Met de laatste opdracht worden alle beheerde computers opgehaald uit VMMServer01 en worden alleen de objecten geselecteerd die de status Reageert niet. Vervolgens worden deze objecten doorgegeven aan de cmdlet Register-SCVMMManagedComputer die de koppeling van de objecten wijzigt in VMMerver01. Terwijl deze opdracht wordt verwerkt, geeft $Credential uw referenties aan Register-SCVMMManagedComputer.

Parameters

-Credential

Hiermee geeft u een referentieobject of, voor sommige cmdlets, een Uitvoeren als-accountobject met de gebruikersnaam en het wachtwoord van een account dat gemachtigd is om deze actie uit te voeren.
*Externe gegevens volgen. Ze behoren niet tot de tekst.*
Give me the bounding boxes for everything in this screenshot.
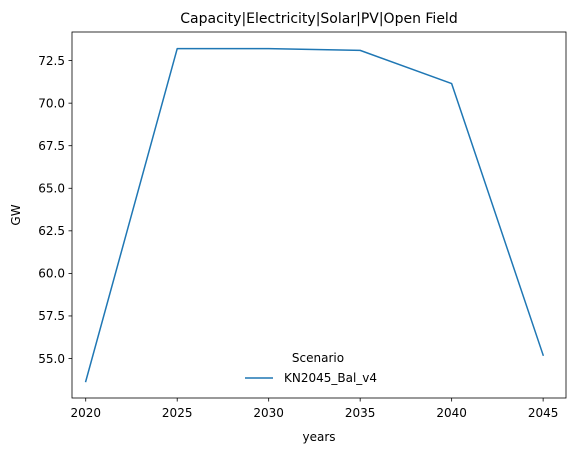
legend: Scenario KN2045_Bal_v4: [245, 351, 377, 385]
legend-title: Scenario: [292, 351, 344, 365]
y-tick-label: 62.5: [38, 224, 65, 238]
x-tick-label: 2040: [436, 406, 467, 420]
chart-title: Capacity|Electricity|Solar|PV|Open Field: [180, 11, 457, 27]
x-tick-label: 2020: [70, 406, 101, 420]
y-tick-label: 60.0: [38, 267, 65, 281]
y-tick-label: 65.0: [38, 182, 65, 196]
series-line-kn2045-bal-v4: [84, 47, 545, 383]
x-tick-label: 2025: [162, 406, 193, 420]
series-layer: [84, 47, 545, 383]
y-axis: 55.0 57.5 60.0 62.5 65.0 67.5 70.0 72.5: [38, 54, 72, 366]
plot-frame: [71, 31, 567, 399]
x-tick-label: 2035: [345, 406, 376, 420]
y-tick-label: 57.5: [38, 309, 65, 323]
y-axis-label: GW: [9, 204, 23, 225]
y-tick-label: 55.0: [38, 352, 65, 366]
x-axis: 2020 2025 2030 2035 2040 2045: [70, 398, 558, 420]
x-axis-label: years: [302, 430, 335, 444]
plot-area: [71, 31, 567, 399]
y-tick-label: 72.5: [38, 54, 65, 68]
y-tick-label: 67.5: [38, 139, 65, 153]
x-tick-label: 2030: [253, 406, 284, 420]
legend-label-kn2045-bal-v4: KN2045_Bal_v4: [284, 371, 377, 385]
x-tick-label: 2045: [528, 406, 559, 420]
y-tick-label: 70.0: [38, 96, 65, 110]
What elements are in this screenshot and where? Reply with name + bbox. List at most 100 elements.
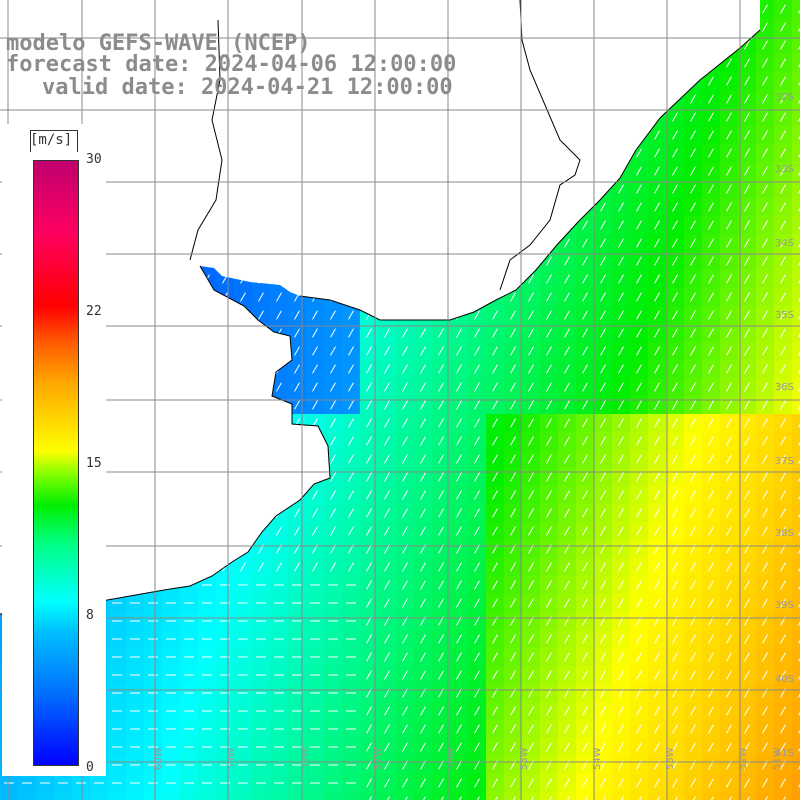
wind-arrow — [708, 256, 714, 266]
wind-arrow — [690, 202, 696, 212]
wind-arrow — [546, 706, 552, 716]
wind-arrow — [636, 292, 642, 302]
wind-arrow — [744, 364, 750, 374]
wind-cell — [792, 108, 800, 126]
wind-arrow — [528, 454, 534, 464]
wind-arrow — [762, 184, 768, 194]
wind-arrow — [672, 364, 678, 374]
wind-arrow — [636, 706, 642, 716]
wind-arrow — [726, 166, 732, 176]
wind-arrow — [384, 526, 390, 536]
wind-arrow — [564, 364, 570, 374]
wind-arrow — [312, 364, 318, 374]
wind-arrow — [798, 423, 800, 428]
wind-arrow — [636, 400, 642, 410]
wind-arrow — [726, 148, 732, 158]
wind-arrow — [618, 490, 624, 500]
wind-cell — [792, 144, 800, 162]
wind-arrow — [654, 526, 660, 536]
wind-arrow — [600, 472, 606, 482]
wind-arrow — [708, 202, 714, 212]
wind-arrow — [618, 526, 624, 536]
wind-arrow — [726, 346, 732, 356]
wind-arrow — [798, 207, 800, 212]
wind-arrow — [726, 58, 732, 68]
wind-arrow — [600, 724, 606, 734]
wind-cell — [54, 792, 72, 800]
wind-arrow — [404, 796, 408, 800]
wind-arrow — [762, 22, 768, 32]
forecast-date: forecast date: 2024-04-06 12:00:00 — [6, 52, 457, 77]
wind-arrow — [474, 580, 480, 590]
wind-arrow — [330, 310, 336, 320]
wind-arrow — [726, 490, 732, 500]
wind-arrow — [510, 724, 516, 734]
wind-arrow — [744, 418, 750, 428]
wind-arrow — [492, 454, 498, 464]
wind-arrow — [474, 382, 480, 392]
wind-arrow — [672, 598, 678, 608]
wind-arrow — [744, 220, 750, 230]
wind-arrow — [618, 472, 624, 482]
wind-cell — [126, 792, 144, 800]
wind-arrow — [528, 508, 534, 518]
wind-arrow — [510, 328, 516, 338]
lon-label: 53W — [665, 747, 676, 770]
wind-arrow — [726, 184, 732, 194]
wind-arrow — [422, 796, 426, 800]
wind-arrow — [780, 706, 786, 716]
wind-arrow — [654, 778, 660, 788]
wind-arrow — [690, 166, 696, 176]
wind-arrow — [528, 490, 534, 500]
wind-arrow — [548, 796, 552, 800]
wind-arrow — [366, 670, 372, 680]
wind-cell — [666, 792, 684, 800]
wind-cell — [792, 756, 800, 774]
wind-arrow — [762, 472, 768, 482]
lat-label: 36S — [775, 382, 794, 393]
wind-arrow — [654, 598, 660, 608]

Of, in het geval van Restart-SCJob, is gemachtigd om een opnieuw opgestarte taak te voltooien.

Typ voor meer informatie over het PSCredential-objectGet-Help Get-Credential.

Typ voor meer informatie over Uitvoeren als-accounts Get-Help New-SCRunAsAccount.

Type:VMMCredential
Position:Named
Default value:None
Required:True
Accept pipeline input:True
Accept wildcard characters:False

-JobVariable

Hiermee geeft u op dat de voortgang van de taak wordt bijgehouden en opgeslagen in de variabele met de naam van deze parameter.

Type:String
Position:Named
Default value:None
Required:False
Accept pipeline input:False
Accept wildcard characters:False

-PROTipID

Hiermee geeft u de id op van de tip Prestatie- en resourceoptimalisatie (PRO-tip) die deze actie heeft geactiveerd. Met deze parameter kunt u PRO-tips controleren.

Type:Guid
Position:Named
Default value:None
Required:False
Accept pipeline input:False
Accept wildcard characters:False

-RunAsynchronously

Geeft aan dat de taak asynchroon wordt uitgevoerd, zodat het besturingselement onmiddellijk terugkeert naar de opdrachtshell.

Type:SwitchParameter
Position:Named
Default value:None
Required:False
Accept pipeline input:False
Accept wildcard characters:False

-VMMManagedComputer

Hiermee geeft u een computerobject dat wordt beheerd door VMM.

Type:VMMManagedComputer
Position:0
Default value:None
Required:True
Accept pipeline input:True
Accept wildcard characters:False

Uitvoerwaarden

VMMManagedComputer

Met deze cmdlet wordt een VMMManagedComputer-object geretourneerd.